Se è vero, per esempio, che pubblicare un libro con un editore purchessia non garantisce l’autorevolezza del filosofo, sembra tuttavia rischioso che autonominate "commissioni" di esperti giudichino del diritto di parola di altri esperti, veri o presunti. Come se ne esce? La filosofia ha le risorse, come la scienza, di falsificare le teorie errate e di mettere ai margini gli pseudoesperti?
Boniolo: «Da sempre il pensiero filosofico è stato al vaglio dei pari che possono riscontrare errori di ragionamento o premesse false nel testo di chi si critica (si criticano le idee non i portatori di idee). Da sempre chi si propone di filosofare deve essere disposto a sentirsi criticato dai propri pari.
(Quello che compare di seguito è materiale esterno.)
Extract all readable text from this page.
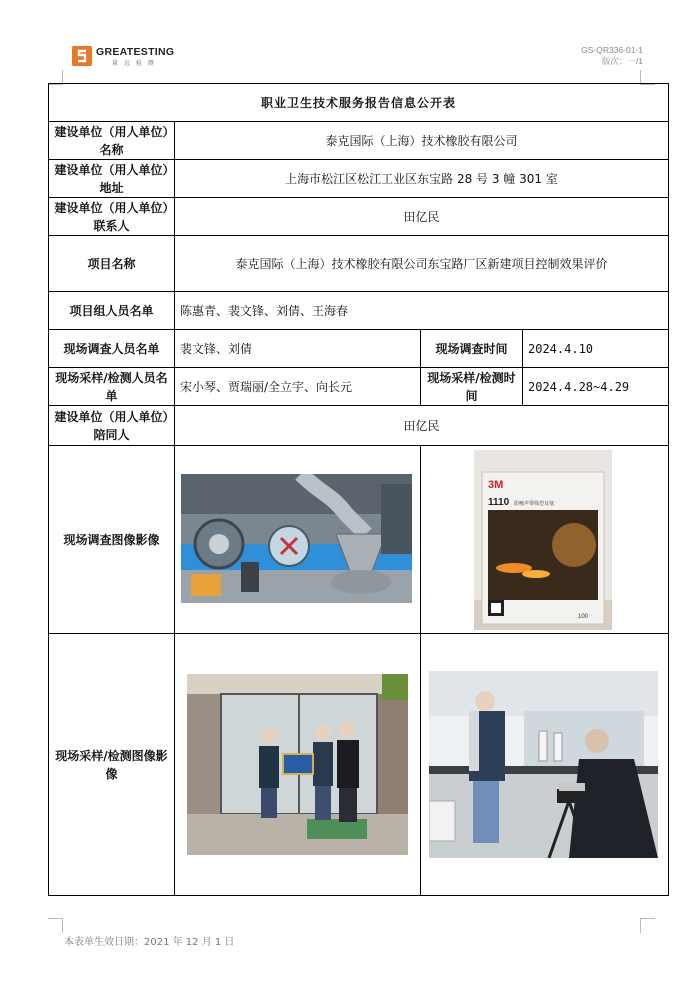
GREATESTING
量 远 检 测
GS-QR336-01-1
版次：一/1
职业卫生技术服务报告信息公开表			
建设单位（用人单位）名称	泰克国际（上海）技术橡胶有限公司		
建设单位（用人单位）地址	上海市松江区松江工业区东宝路 28 号 3 幢 301 室		
建设单位（用人单位）联系人	田亿民		
项目名称	泰克国际（上海）技术橡胶有限公司东宝路厂区新建项目控制效果评价		
项目组人员名单	陈惠青、裴文锋、刘倩、王海春		
现场调查人员名单	裴文锋、刘倩	现场调查时间	2024.4.10
现场采样/检测人员名单	宋小琴、贾瑞丽/全立宇、向长元	现场采样/检测时间	2024.4.28~4.29
建设单位（用人单位）陪同人	田亿民		
现场调查图像影像		3M
1110 防噪声带线型耳塞
100	

现场采样/检测图像影像	

本表单生效日期：2021 年 12 月 1 日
E qui vi è anche il caso (non bizzarro in Italia) di colui che viene pensato come autorità ma che non lo è affatto e che giustamente (evento meno frequente in Italia) viene tacciato di ciarlataneria filosofica. Questo non significa impedirgli di parlare: anche il ciarlatano filosofico ha il diritto di parlare, ma deve accettare la possibilità di essere sbertucciato. Venendo ai giorni nostri e al manifesto dei 100 contro Agamben, vi sono due cose su cui mi premerebbe si riflettesse: 1) non è finito il tempo in cui a un totale inesperto di questioni pandemiche viene dato un podio da cui parlare, con grave danno per la percezione pubblica del problema e, quindi, con grave danno per la società; 2) bisogna capire che coloro che parlano di cose che non sanno e pensano in modo scorretto fanno del male a tutti noi e che forse non sarebbe da escludere di censurarli in modo deciso: il sacrosanto diritto di parlare non deve essere confuso con il sacrosanto dovere di non recare danno agli altri con il proprio parlare».
Bortolotti: «Ogni cittadino ha diritto a esprimere la propria opinione su questioni di interesse pubblico ma il titolo di esperto va guadagnato. Nella comunità scientifica ci sono processi che garantiscono la qualità della ricerca. Questi processi non sono infallibili ma per lo più espletano la loro funzione in modo efficace. Esponendo le proprie ricerche alla valutazione di altri esperti si partecipa a un processo in cui alcune posizioni vengono abbandonate e altre modificate. La filosofia non fa eccezione. Come si può garantire la qualità degli interventi dei filosofi nei dibattiti pubblici? Tutte le parti coinvolte hanno delle responsabilità. Chi invita contributi da parte degli esperti deve essere consapevole delle competenze necessarie. La comunità filosofica ha il compito di intervenire qualora i dibattiti sui media non lascino spazio a posizioni alternative e ad argomentazioni migliori. In definitiva, il pubblico deve essere aiutato a capire le proposte e a distinguere ragionamenti solidi da quelli fragili».
I partecipanti al forum di Avvenire
Giovanni Boniolo insegna Filosofia della scienza e Medical Humanities al Dipartimento di Neuroscienze e Riabilitazione dell’Università di Ferrara. È ambasciatore Onorario della Technische Universität München, presidente dell’Accademia dei Concordi (Rovigo) e responsabile della rivista scientifica "History and Philosophy of the Life Sciences". È autore o curatore di una ventina di volumi e di circa 230 saggi su riviste internazionali con revisione dei pari.
Lisa Bortolotti è professoressa di Filosofia all’Università di Birmingham, nel Regno Unito. Insegna e fa ricerca sia nel Dipartimento di Filosofia e sia all’Istituto di Salute Mentale, dove collabora con psicologi, psichiatri e sociologi. È responsabile della rivista scientifica "Philosophical Psychology" e autrice di tre monografie: "Delusions and Other Irrational Beliefs"; "Irrationality", e la più recente "The Epistemic Innocence of Irrational Beliefs", con Oxford University Press.